Jordan Kerner, who produced SPA’s adaptation of 1980s Saturday morning cartoon staple The Smurfs and helped turn it into a hybrid blockbuster franchise, will produce the project with show creators Tom Patchett, a veteran of 1970s comedies, and puppeteer Paul Fusco.
Though this project is still in the very early stages the Hollywood Reporter believes that Fusco, who voiced Alf throughout the original NBC sitcom, will return to his most famous vocal role.
While we certainly hope that Fusco returns, the rest of this news is confusing us a bit. We’re not at all surprised to see a Hollywood studio attempting to cash in on a property from the 1980s — that’s pretty much what they do now — but what is “hybrid CG/live action feature” supposed to mean? We know what it would normally mean: Something akin to the recent Smurfs films in which Neil Patrick Harris stars alongside computer-generated, miniscule blue people, but how is that supposed to work with Alf? He’s a puppet, so either Sony Pictures Animation is planning to use CGI to create a new iteration of Alf, or the aforementioned puppet is the only part of this film that’s going to be in live-action, while the rest of the cast is created by computers. We don’t need to explain why that second option is baffling, but if SPA opts for the first route, doesn’t that detract from Alf’s inherent appeal? We loved him because he was a cynical jerk who just so happened to be as cuddly looking as one of Jim Henson’s famous creations. A CGI version of Alf would be shiny and easier to animate, but it loses a certain hypothetical tactile appeal intrinsic to the character’s success back in the 80s.
Plus, Alf spent a major part of his time in the original series attempting to stuff cats down his gullet.

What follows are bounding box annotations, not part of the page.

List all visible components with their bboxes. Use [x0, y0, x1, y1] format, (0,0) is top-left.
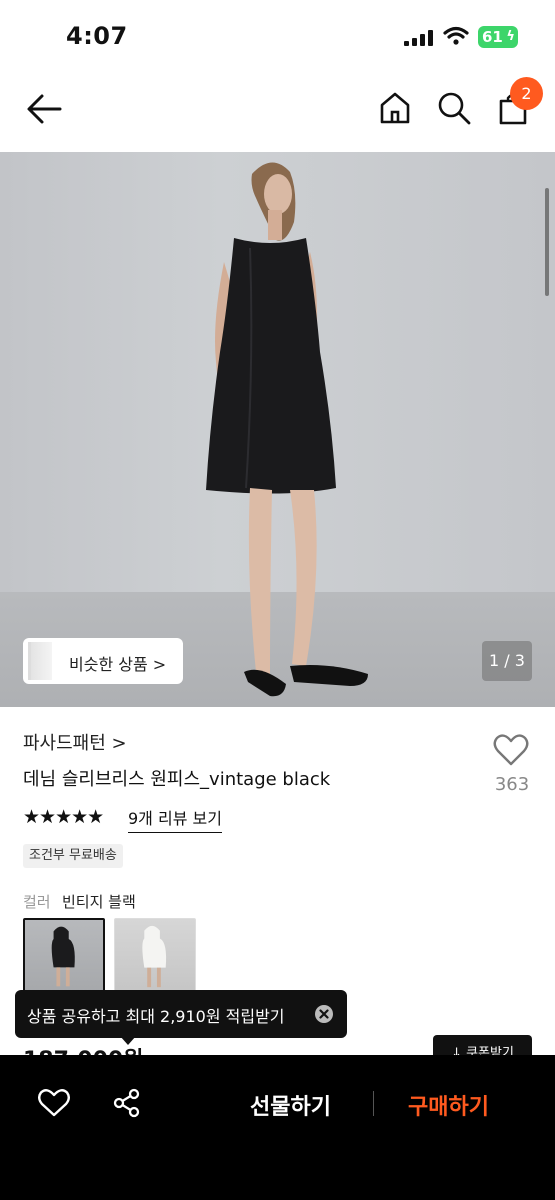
status-time: 4:07: [66, 22, 128, 50]
wishlist-heart-icon[interactable]: [38, 1088, 70, 1118]
review-link[interactable]: 9개 리뷰 보기: [128, 805, 222, 833]
swatch-black-photo: [51, 926, 75, 987]
share-icon[interactable]: [112, 1088, 142, 1118]
rating-stars: ★★★★★: [23, 806, 104, 828]
status-bar: 4:07 61 ϟ: [0, 0, 555, 75]
tooltip-text: 상품 공유하고 최대 2,910원 적립받기: [27, 1007, 285, 1026]
battery-icon: 61 ϟ: [478, 26, 518, 48]
color-label: 컬러: [23, 893, 51, 911]
bottom-action-bar: 선물하기 구매하기: [0, 1055, 555, 1200]
shipping-badge: 조건부 무료배송: [23, 844, 123, 868]
product-price: 187,000원: [23, 1042, 143, 1056]
swatch-white-photo: [142, 925, 167, 988]
product-image-carousel[interactable]: 비슷한 상품 > 1 / 3: [0, 152, 555, 707]
battery-level: 61: [482, 28, 503, 46]
like-count: 363: [494, 774, 530, 795]
image-page-indicator: 1 / 3: [482, 641, 532, 681]
similar-products-button[interactable]: 비슷한 상품 >: [23, 638, 183, 684]
buy-button[interactable]: 구매하기: [408, 1089, 489, 1121]
home-icon[interactable]: [376, 89, 414, 127]
close-icon[interactable]: [314, 1004, 334, 1024]
back-arrow-icon[interactable]: [24, 91, 64, 127]
action-divider: [373, 1091, 374, 1116]
charging-icon: ϟ: [506, 29, 515, 44]
top-nav: [0, 75, 555, 152]
signal-icon: [404, 30, 433, 46]
gift-button[interactable]: 선물하기: [250, 1089, 331, 1121]
wifi-icon: [443, 26, 469, 45]
product-photo: [206, 162, 368, 697]
heart-icon[interactable]: [493, 733, 529, 767]
similar-thumbnail: [28, 642, 52, 680]
color-swatch-black[interactable]: [23, 918, 105, 994]
brand-link[interactable]: 파사드패턴 >: [23, 729, 127, 755]
share-reward-tooltip: 상품 공유하고 최대 2,910원 적립받기: [15, 990, 347, 1038]
search-icon[interactable]: [435, 89, 473, 127]
product-title: 데님 슬리브리스 원피스_vintage black: [23, 769, 331, 790]
cart-count-badge: 2: [510, 77, 543, 110]
star-rating-icon: ★★★★★: [23, 806, 104, 828]
color-value: 빈티지 블랙: [62, 893, 136, 911]
similar-products-label: 비슷한 상품 >: [69, 655, 167, 674]
scroll-indicator: [545, 188, 549, 296]
coupon-button[interactable]: ↓ 쿠폰받기: [433, 1035, 532, 1057]
color-swatch-white[interactable]: [114, 918, 196, 994]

How is that supposed to work if he’s been generated by computers? Cats are hard enough to act with for flesh-and-blood humans, so we have to assume that a finicky feline must be a total nightmare for people tasked with animating a believable, fuzzy alien around their flailing, kitty rage.
Then again, it’s also possible that SPA plans to completely rework Alf canon to make the character more palatable to modern audiences. Maybe he’ll be given a hip new attitude and contemporary interests like “surfing” and “being radical to the extreme.” Kids are still into neon skateboards, right?